These three directors of Essar Steel are - Prashant Ruia, Dilip Oommen, and Rajiv Bhatnagar. Along with these directors, the company’s one of the lenders, Standard Chartered Bank has also approached the appellate tribunal against the NCLT’s order.
Last week on Friday, the Ahmedabad bench of NCLT had finally announced its order in the long-drawn Essar Steel insolvency case in favour of Arcelor Mittal and with this, Arcelor Mittal moved closer to its plans to enter Indian steel circuit which it had been trying to do over a decade.

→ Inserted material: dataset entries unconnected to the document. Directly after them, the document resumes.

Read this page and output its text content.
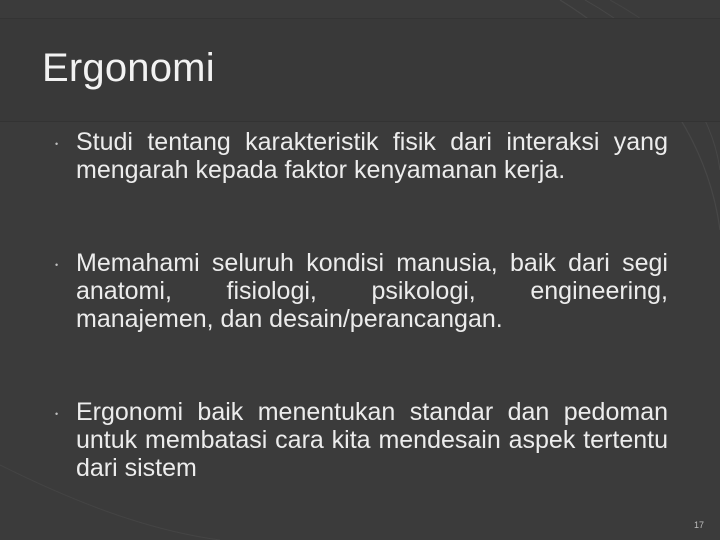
Ergonomi
• Studi tentang karakteristik fisik dari interaksi yang mengarah kepada faktor kenyamanan kerja.
• Memahami seluruh kondisi manusia, baik dari segi anatomi, fisiologi, psikologi, engineering, manajemen, dan desain/perancangan.
• Ergonomi baik menentukan standar dan pedoman untuk membatasi cara kita mendesain aspek tertentu dari sistem
17
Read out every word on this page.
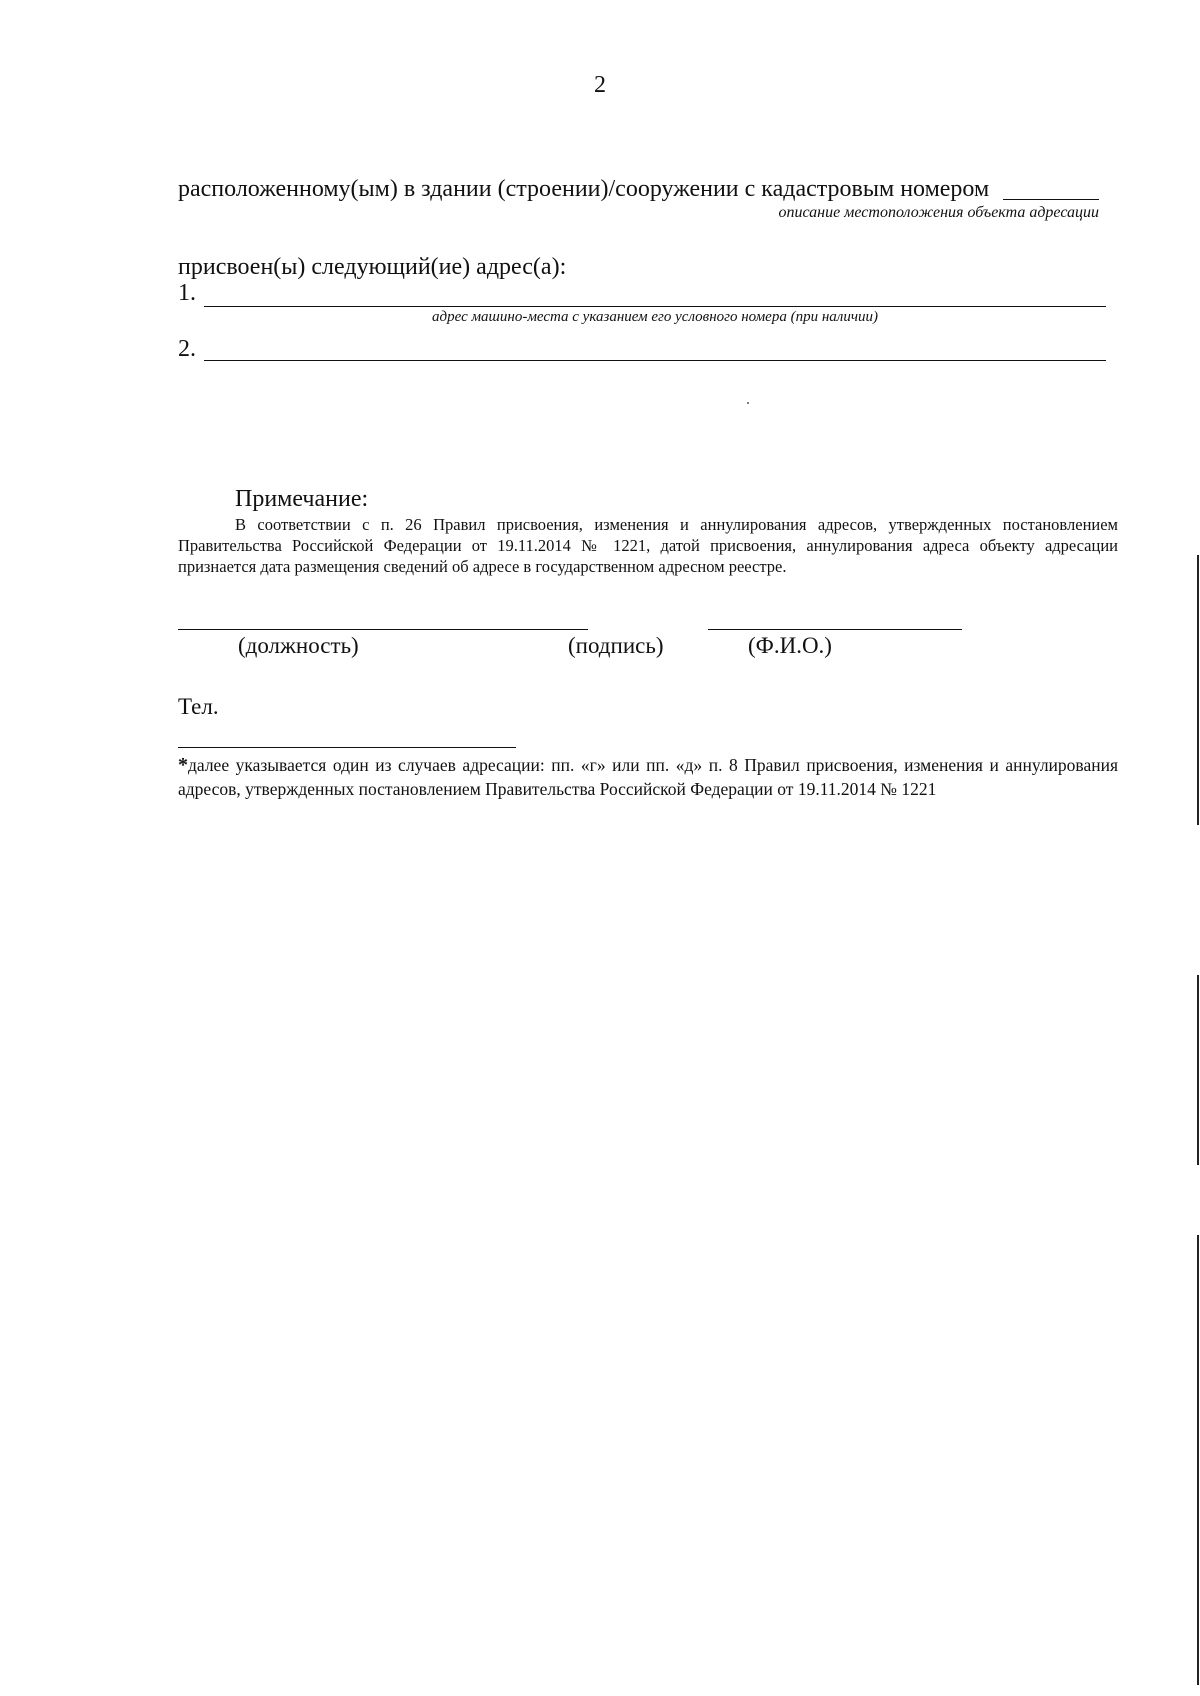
2
расположенному(ым) в здании (строении)/сооружении с кадастровым номером
описание местоположения объекта адресации
присвоен(ы) следующий(ие) адрес(а):
1.
адрес машино-места с указанием его условного номера (при наличии)
2.
Примечание:

В соответствии с п. 26 Правил присвоения, изменения и аннулирования адресов, утвержденных постановлением Правительства Российской Федерации от 19.11.2014 № 1221, датой присвоения, аннулирования адреса объекту адресации признается дата размещения сведений об адресе в государственном адресном реестре.

(должность)	(подпись)	(Ф.И.О.)
Тел.

*далее указывается один из случаев адресации: пп. «г» или пп. «д» п. 8 Правил присвоения, изменения и аннулирования адресов, утвержденных постановлением Правительства Российской Федерации от 19.11.2014 № 1221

ArcelorMittal, in a joint venture with Japan’s Nippon Steel & Sumitomo Metal Corp., has offered an upfront cash settlement of INR 42,000 crore to lenders and INR 8,000 crore capital infusion. ArcelorMittal is also planning INR 18,697 crore capital expenditure programme for the asset till 2024, according to its 2018 annual report.
In its order, the NCLT, however, asked ArcelorMittal to offer 15% of the upfront cash settlement of INR 42,000 crore, or INR 6,300 crore, to operational creditors. The original resolution plan only offered INR 196 crore to operational creditors against claims of INR 4,976 crore. The NCLT order means financial creditors—the banks—will have to take a deeper haircut on the asset.
The approval from NCLT came after the National Company Law Appellate Tribunal (NCLAT) on 28 February directed NCLT Ahmedabad to take a decision on ArcelorMittal’s offer for Essar Steel plan by 8 March.
On 29 Jan’19, NCLT Ahmedabad had rejected a full debt settlement proposal of INR 54,389 crore from the original promoters of Essar Steel. The tribunal ruled that the offer violates Section 12A of the Insolvency and Bankruptcy Code (IBC), which says the promoters can retrieve a company from bankruptcy proceedings by paying full settlement but not after other parties have submitted their expressions of interest. Now as these promoters have approached the higher tribunal, it remains to be seen what decision will NCLAT take in the coming days.